Контракт, подписанный А. Зассом с Шарлем Дебрэ 20 мая 1923 г. в Будапеште
Так мы и заявили представителю Нового цирка и нашли, что он уполномочен предложить мне намного больше того, что я зарабатывал прежде, при том что на тот момент жалованье казалось мне огромным. И, как мне посоветовали, я принял его предложение, договорившись поехать в Париж в конце недели. Когда все было утрясено, я написал мисс Китти, дав ей инструкции приехать с собаками, как только она освободится, описав ей все принятые решения.
В Париж я прибыл в 22-й день октября 1923 года и дебютировал, как это предсказывали, с огромным успехом. Но я недолго оставался в Новом цирке, так как скоро понял, что спрос на мои услуги все время растёт, и я, в соответствии с этим, внимательно подписывал контракты. Я не мог позволить связывать себя с каким-то одним местом на слитком долгий срок. Моё жалование, как я понял, возрастало с каждым новым предложением работы.

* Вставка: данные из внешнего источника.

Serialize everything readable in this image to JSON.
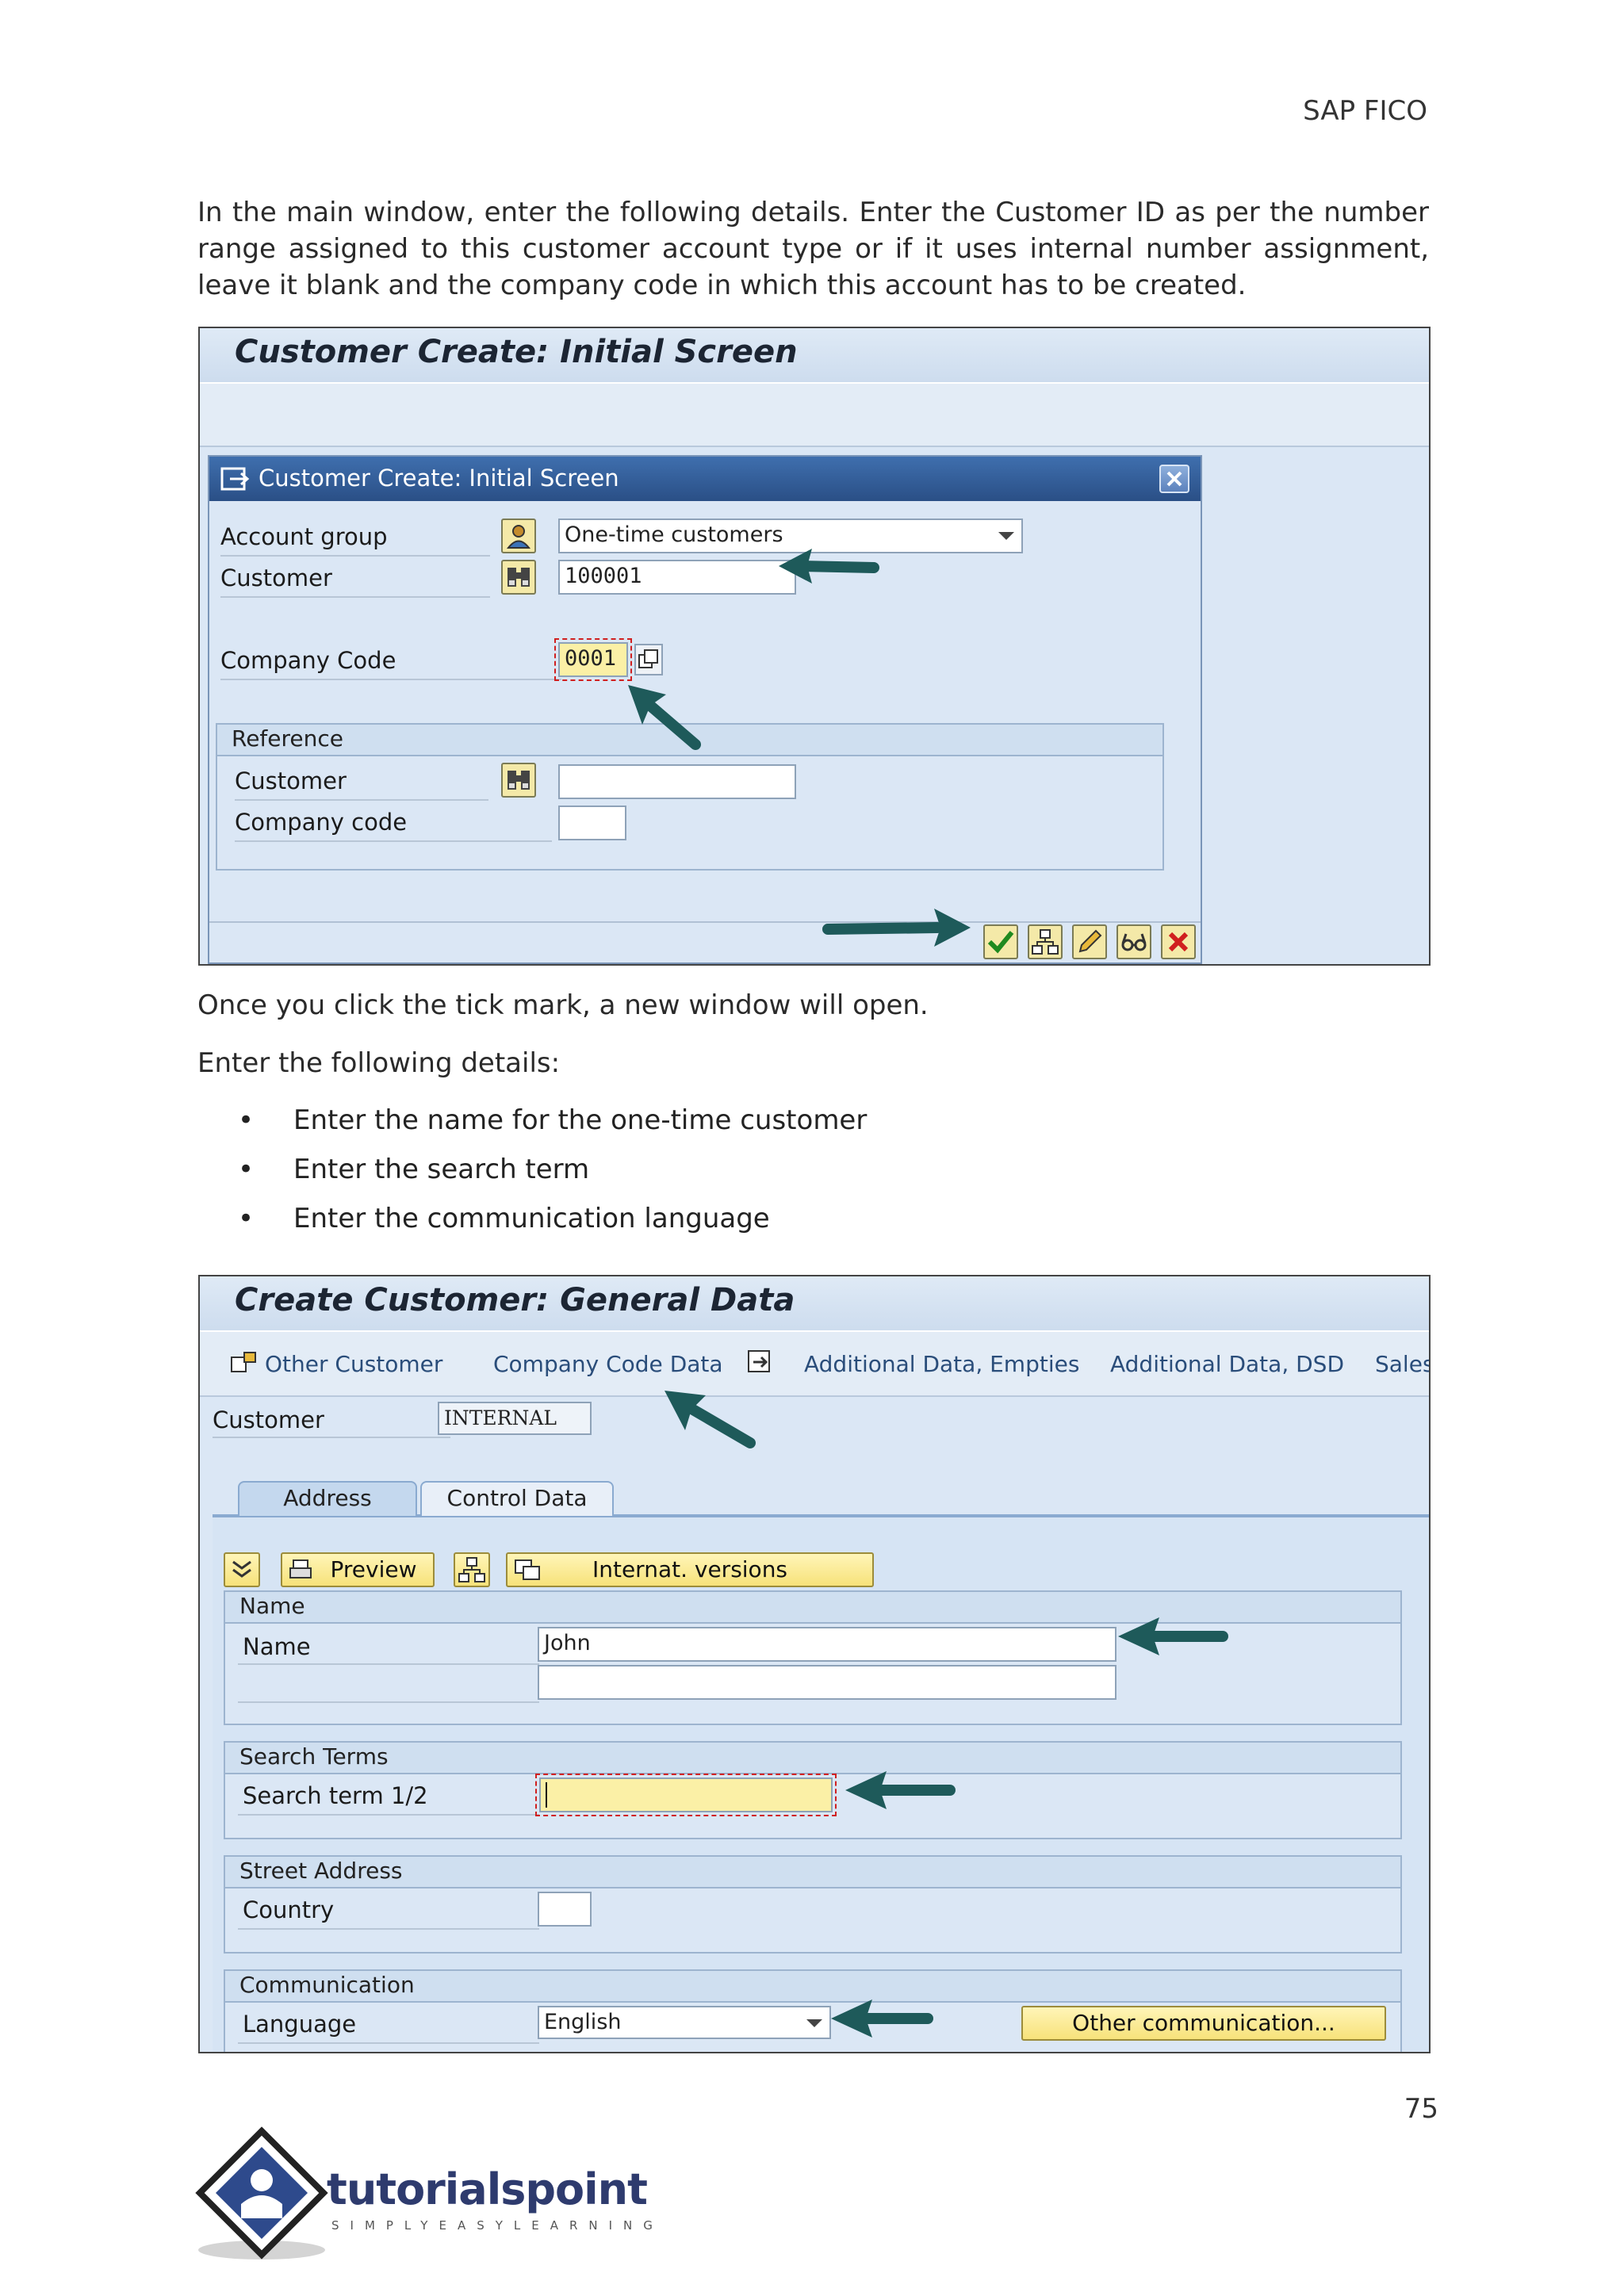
{
  "header": {
    "label": "SAP FICO"
  },
  "intro_text": "In the main window, enter the following details. Enter the Customer ID as per the number range assigned to this customer account type or if it uses internal number assignment, leave it blank and the company code in which this account has to be created.",
  "screenshot1": {
    "title": "Customer Create: Initial Screen",
    "dialog": {
      "title": "Customer Create: Initial Screen",
      "account_group_label": "Account group",
      "account_group_value": "One-time customers",
      "customer_label": "Customer",
      "customer_value": "100001",
      "company_code_label": "Company Code",
      "company_code_value": "0001",
      "reference": {
        "title": "Reference",
        "customer_label": "Customer",
        "customer_value": "",
        "company_code_label": "Company code",
        "company_code_value": ""
      },
      "footer_icons": [
        "check-icon",
        "hierarchy-icon",
        "edit-icon",
        "glasses-icon",
        "cancel-icon"
      ]
    }
  },
  "text_after_shot1": "Once you click the tick mark, a new window will open.",
  "enter_details": "Enter the following details:",
  "bullets": [
    "Enter the name for the one-time customer",
    "Enter the search term",
    "Enter the communication language"
  ],
  "screenshot2": {
    "title": "Create Customer: General Data",
    "toolbar": {
      "other_customer": "Other Customer",
      "company_code_data": "Company Code Data",
      "additional_empties": "Additional Data, Empties",
      "additional_dsd": "Additional Data, DSD",
      "sales": "Sales"
    },
    "customer_label": "Customer",
    "customer_value": "INTERNAL",
    "tabs": [
      "Address",
      "Control Data"
    ],
    "buttons": {
      "preview": "Preview",
      "internat": "Internat. versions"
    },
    "name_group": {
      "title": "Name",
      "name_label": "Name",
      "name_value": "John",
      "name2_value": ""
    },
    "search_group": {
      "title": "Search Terms",
      "label": "Search term 1/2",
      "value": ""
    },
    "street_group": {
      "title": "Street Address",
      "country_label": "Country",
      "country_value": ""
    },
    "comm_group": {
      "title": "Communication",
      "language_label": "Language",
      "language_value": "English",
      "other_button": "Other communication..."
    }
  },
  "page_number": "75",
  "logo": {
    "text": "tutorialspoint",
    "tagline": "SIMPLYEASYLEARNING"
  },
  "colors": {
    "arrow": "#1e5a5a",
    "sap_bg": "#dbe7f5",
    "button_yellow": "#f7e27a",
    "required_yellow": "#fbf0a6"
  }
}
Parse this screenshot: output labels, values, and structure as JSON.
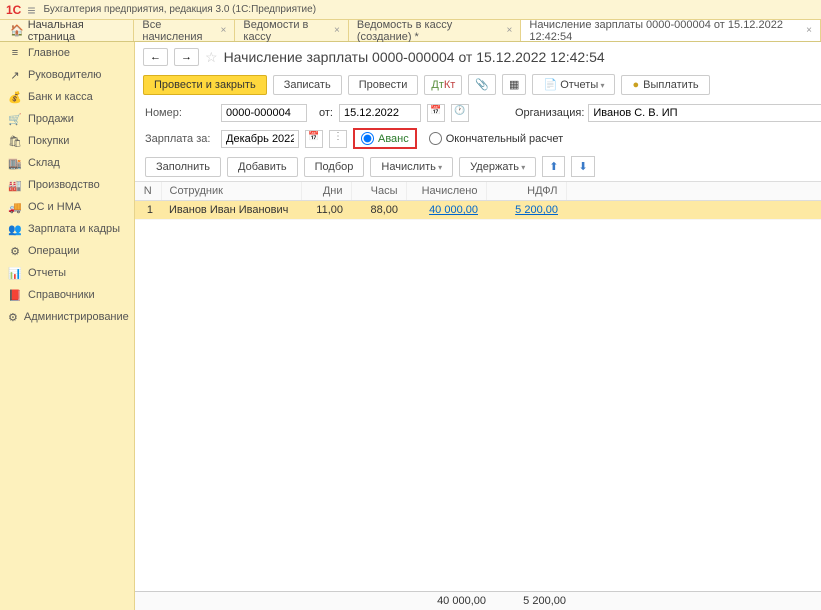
{
  "app": {
    "title": "Бухгалтерия предприятия, редакция 3.0  (1С:Предприятие)",
    "logo": "1C"
  },
  "tabs": {
    "home": "Начальная страница",
    "items": [
      {
        "label": "Все начисления"
      },
      {
        "label": "Ведомости в кассу"
      },
      {
        "label": "Ведомость в кассу (создание) *"
      },
      {
        "label": "Начисление зарплаты 0000-000004 от 15.12.2022 12:42:54",
        "active": true
      }
    ]
  },
  "sidebar": [
    {
      "icon": "≡",
      "label": "Главное"
    },
    {
      "icon": "↗",
      "label": "Руководителю"
    },
    {
      "icon": "💰",
      "label": "Банк и касса"
    },
    {
      "icon": "🛒",
      "label": "Продажи"
    },
    {
      "icon": "🛍",
      "label": "Покупки"
    },
    {
      "icon": "🏬",
      "label": "Склад"
    },
    {
      "icon": "🏭",
      "label": "Производство"
    },
    {
      "icon": "🚚",
      "label": "ОС и НМА"
    },
    {
      "icon": "👥",
      "label": "Зарплата и кадры"
    },
    {
      "icon": "⚙",
      "label": "Операции"
    },
    {
      "icon": "📊",
      "label": "Отчеты"
    },
    {
      "icon": "📕",
      "label": "Справочники"
    },
    {
      "icon": "⚙",
      "label": "Администрирование"
    }
  ],
  "doc": {
    "title": "Начисление зарплаты 0000-000004 от 15.12.2022 12:42:54",
    "btn_provesti_zakryt": "Провести и закрыть",
    "btn_zapisat": "Записать",
    "btn_provesti": "Провести",
    "btn_otchety": "Отчеты",
    "btn_vyplatit": "Выплатить",
    "label_nomer": "Номер:",
    "nomer": "0000-000004",
    "label_ot": "от:",
    "ot": "15.12.2022",
    "label_org": "Организация:",
    "org": "Иванов С. В. ИП",
    "label_period": "Зарплата за:",
    "period": "Декабрь 2022",
    "radio_avans": "Аванс",
    "radio_final": "Окончательный расчет",
    "btn_zapolnit": "Заполнить",
    "btn_dobavit": "Добавить",
    "btn_podbor": "Подбор",
    "btn_nachislit": "Начислить",
    "btn_uderzhat": "Удержать"
  },
  "table": {
    "headers": {
      "n": "N",
      "emp": "Сотрудник",
      "days": "Дни",
      "hours": "Часы",
      "accrued": "Начислено",
      "ndfl": "НДФЛ"
    },
    "rows": [
      {
        "n": "1",
        "emp": "Иванов Иван Иванович",
        "days": "11,00",
        "hours": "88,00",
        "accrued": "40 000,00",
        "ndfl": "5 200,00"
      }
    ],
    "footer": {
      "accrued": "40 000,00",
      "ndfl": "5 200,00"
    }
  }
}
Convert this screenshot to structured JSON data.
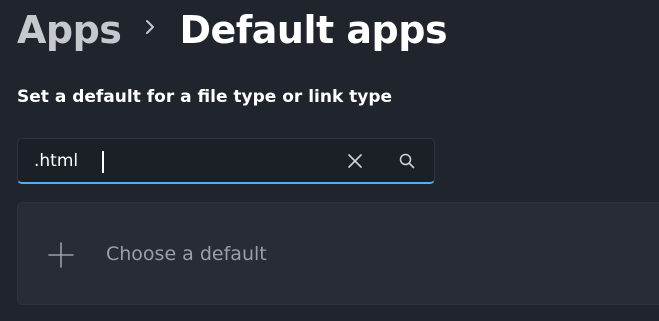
{
  "breadcrumb": {
    "parent": "Apps",
    "separator_icon": "chevron-right-icon",
    "current": "Default apps"
  },
  "section": {
    "heading": "Set a default for a file type or link type"
  },
  "search": {
    "value": ".html",
    "clear_icon": "close-icon",
    "search_icon": "search-icon",
    "accent_color": "#5aaee8"
  },
  "result_card": {
    "icon": "plus-icon",
    "label": "Choose a default"
  }
}
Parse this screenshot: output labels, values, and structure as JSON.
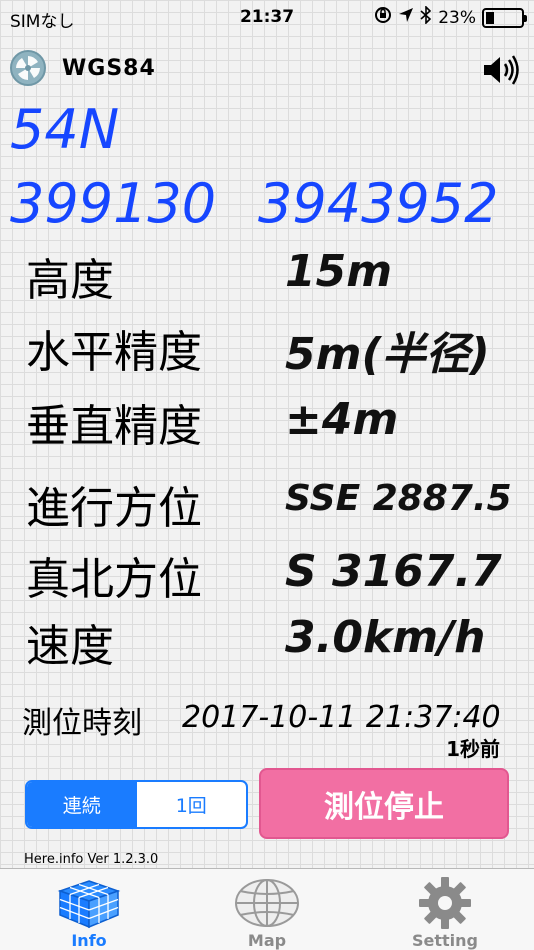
{
  "status_bar": {
    "carrier": "SIMなし",
    "time": "21:37",
    "battery_percent": "23%",
    "battery_level": 0.23
  },
  "header": {
    "datum": "WGS84"
  },
  "coordinates": {
    "zone": "54N",
    "easting": "399130",
    "northing": "3943952"
  },
  "rows": [
    {
      "label": "高度",
      "value": "15m"
    },
    {
      "label": "水平精度",
      "value": "5m(半径)"
    },
    {
      "label": "垂直精度",
      "value": "±4m"
    },
    {
      "label": "進行方位",
      "value": "SSE 2887.5"
    },
    {
      "label": "真北方位",
      "value": "S 3167.7"
    },
    {
      "label": "速度",
      "value": "3.0km/h"
    }
  ],
  "fix_time": {
    "label": "測位時刻",
    "value": "2017-10-11 21:37:40",
    "ago": "1秒前"
  },
  "mode_segment": {
    "continuous": "連続",
    "once": "1回",
    "selected": "continuous"
  },
  "stop_button": "測位停止",
  "version": "Here.info Ver 1.2.3.0",
  "tabs": [
    {
      "label": "Info",
      "icon": "cube-grid-icon",
      "active": true
    },
    {
      "label": "Map",
      "icon": "globe-icon",
      "active": false
    },
    {
      "label": "Setting",
      "icon": "gear-icon",
      "active": false
    }
  ],
  "colors": {
    "coordinate_blue": "#1646ff",
    "accent_blue": "#1a7cff",
    "stop_pink": "#f26fa3"
  }
}
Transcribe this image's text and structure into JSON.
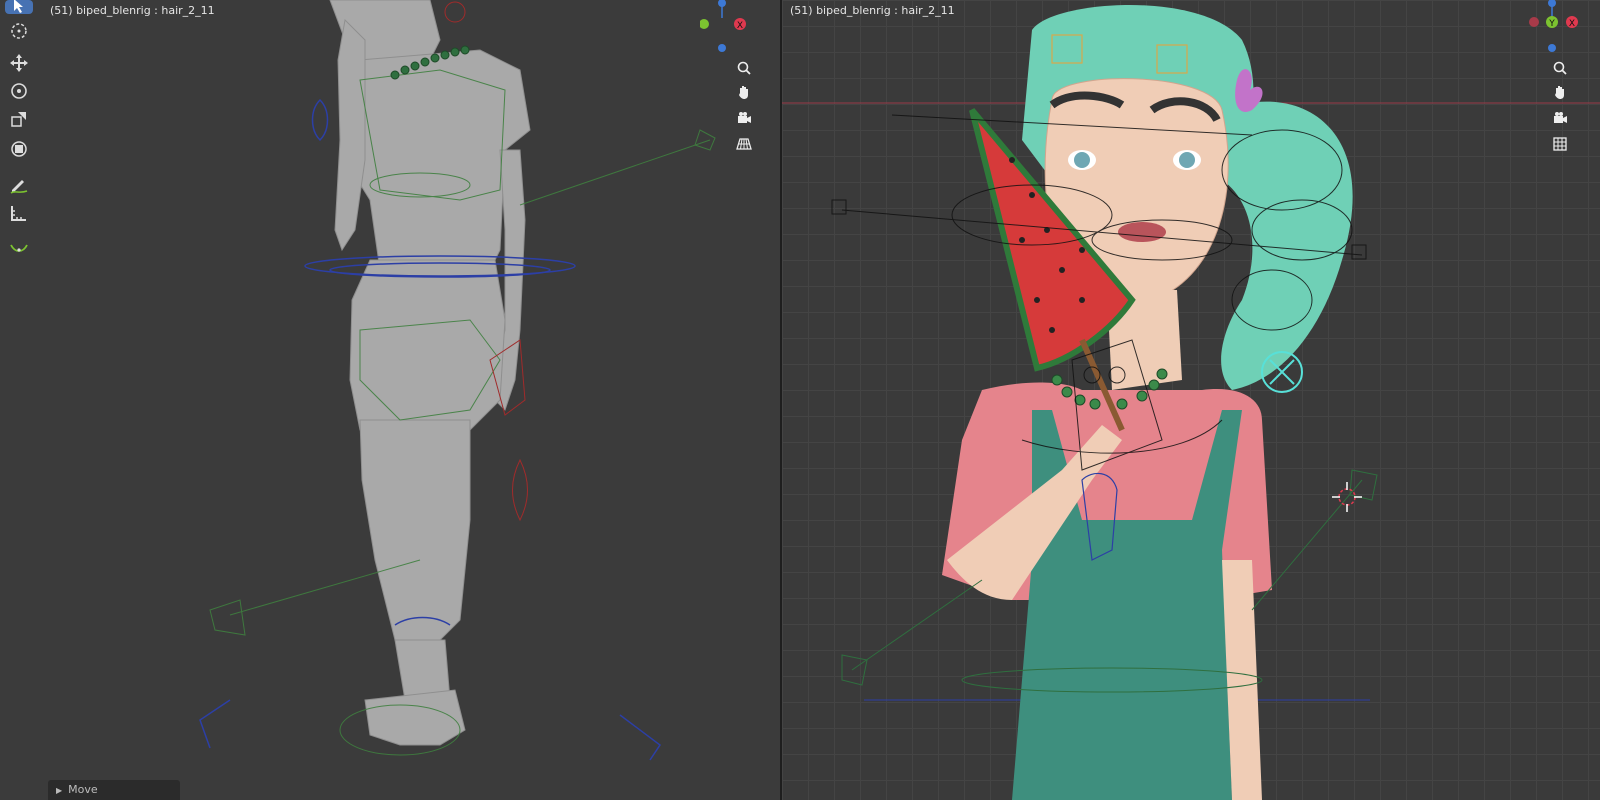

И до тех пор, пока я оставался не связанным контрактами надолго, всегда была перспектива, что оно повысится ещё больше.
Оставив моих собак в Париже с мисс Китти, которая по прибытии не имела никаких трудностей с ангажементом, я последовал в Швейцарию, затем — в Италию, выступая не в цирках, а в залах варьете. Там меня застало ещё одно письмо, которому суждено было иметь важное значение в моей жизни. Это письмо, должен вам сказать, пришло от одного агента мюзик-холла, который работал на меня, некоего Спадони, а смысл этого письма был таков.
Оказалось, что во время моего выступления в Париже его увидел некий господин Митчелл, представитель сэра Освальда Столла, который доложил своему шефу о моём успехе в таких благо приятных тонах, что мне предложили приехать в Англию и выступать там «гвоздём программы» в мюзик-холлах. И зная, что одним из моих заветных желаний было побывать в Англии, Спадони от моего имени принял это предложение. Следовательно, мне надо было отправляться туда почти что немедленно, а все необходимые бумаги и билеты прилагались к письму.